Orman’s NCUSIF Gig Should End Now, Says NAFCU
NAFCU has asked that the NCUA stop using material from financial advice guru Suze Orman after she launched a decoupled debit card program that could hurt credit unions.
“Orman recently launched a prepaid debit card product,” the association wrote in its Jan. 18 letter to NCUA Board Chairman Debbie Matz. “Orman has also encouraged consumers who are underwater in their homes to walk away from their mortgage commitments. Given the foregoing, NAFCU believes it is necessary for the agency to carefully re-examine its use of promotional material featuring Ms. Orman.”
The letter is only the most visible indication of the stress some credit unions have felt with Orman in the last few months, despite the personal finance celebrity's public stance in favor of credit unions.
The agency has said that it paid Orman $1.4 million for her part in a campaign designed to help remind uncertain consumers that federally insured credit unions have deposits as safe as deposits in banks.
“I recognize that’s a significant investment. But to put it in perspective, the value of the donated advertising time and space–including that electronic billboard in Times Square–has now exceeded $4 million,” Matz argued in an April 2011 letter to Credit Union Times, calling its impact “a tremendous bang for the buck.”
NAFCU General Counsel Carrie Hunt acknowledged that the agency has said that it would stop using Orman in promotional material for the NCUSIF in August of this year but said that NAFCU did not know why the agency could not stop using her material earlier.
Hunt also said the association knew she had publicly advised consumers to walk away from underwater mortgages on several occasions.
The agency has not yet commented directly on NAFCU's letter, but in an upcoming letter to the editor of the Credit Union Times, Matz said the agency’s contract with Orman runs through August 2012 and argued that Orman’s endorsement brought more members to credit unions.
“During the nine months when the campaign received the greatest visibility, credit union membership increased by nearly 1 million, from 90.5 million to 91.4 million,” she wrote. “This extensive membership gain reversed the previous trend; membership had decreased by 300,000 during the prior quarter.”

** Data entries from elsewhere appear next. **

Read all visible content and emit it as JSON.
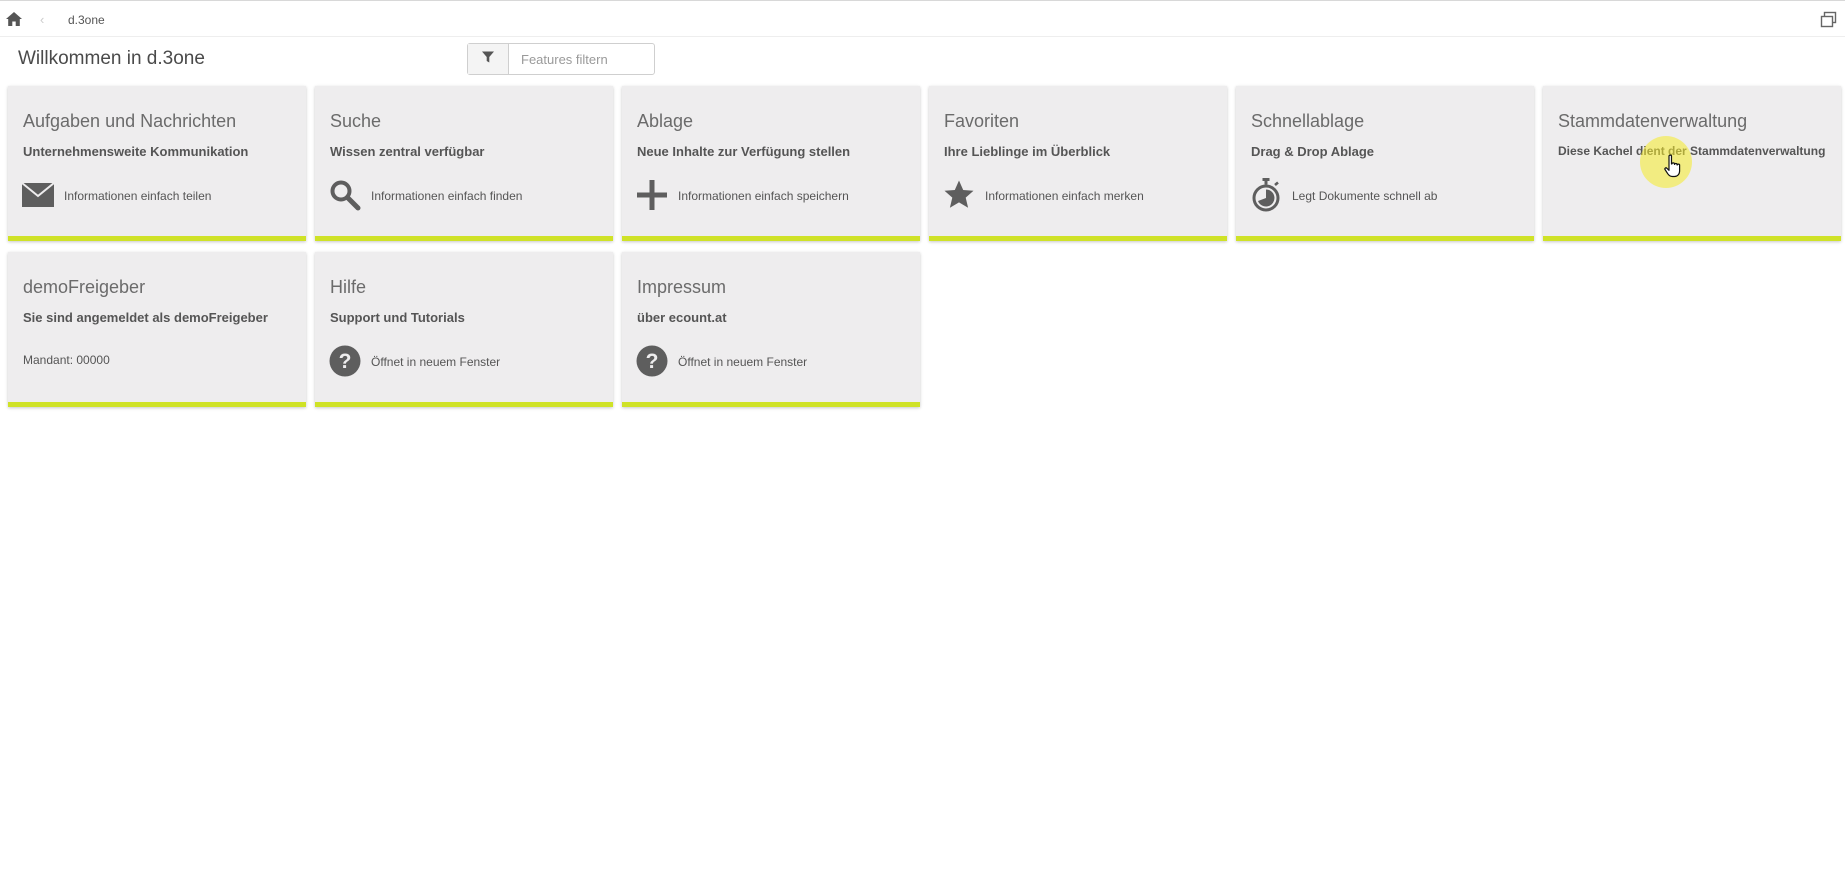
{
  "topbar": {
    "home_icon": "home-icon",
    "back_icon": "chevron-left-icon",
    "breadcrumb": "d.3one",
    "restore_icon": "window-restore-icon"
  },
  "page": {
    "title": "Willkommen in d.3one"
  },
  "filter": {
    "icon": "filter-icon",
    "placeholder": "Features filtern"
  },
  "accent_color": "#cfe227",
  "tiles": [
    {
      "title": "Aufgaben und Nachrichten",
      "subtitle": "Unternehmensweite Kommunikation",
      "icon": "envelope-icon",
      "description": "Informationen einfach teilen"
    },
    {
      "title": "Suche",
      "subtitle": "Wissen zentral verfügbar",
      "icon": "search-icon",
      "description": "Informationen einfach finden"
    },
    {
      "title": "Ablage",
      "subtitle": "Neue Inhalte zur Verfügung stellen",
      "icon": "plus-icon",
      "description": "Informationen einfach speichern"
    },
    {
      "title": "Favoriten",
      "subtitle": "Ihre Lieblinge im Überblick",
      "icon": "star-icon",
      "description": "Informationen einfach merken"
    },
    {
      "title": "Schnellablage",
      "subtitle": "Drag & Drop Ablage",
      "icon": "stopwatch-icon",
      "description": "Legt Dokumente schnell ab"
    },
    {
      "title": "Stammdatenverwaltung",
      "subtitle": "Diese Kachel dient der Stammdatenverwaltung"
    },
    {
      "title": "demoFreigeber",
      "subtitle": "Sie sind angemeldet als demoFreigeber",
      "description": "Mandant: 00000"
    },
    {
      "title": "Hilfe",
      "subtitle": "Support und Tutorials",
      "icon": "help-circle-icon",
      "description": "Öffnet in neuem Fenster"
    },
    {
      "title": "Impressum",
      "subtitle": "über ecount.at",
      "icon": "help-circle-icon",
      "description": "Öffnet in neuem Fenster"
    }
  ]
}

The campaign has always been controversial with credit unions as some executives questioned whether it represented a good use of agency funds, but Orman's stock with some credit unions took a hit after she announced the launch of her Approved decoupled debit card.
Touted by Orman as more consumer friendly than other prepaid card programs, the Approved card carries a lower fee profile than other similar cards along with consumer-oriented modifications and services.
These include zero-liability protection, free access to credit reports from TransUnion, identity theft protection from TrustedID and the ability to set up an emergency fund.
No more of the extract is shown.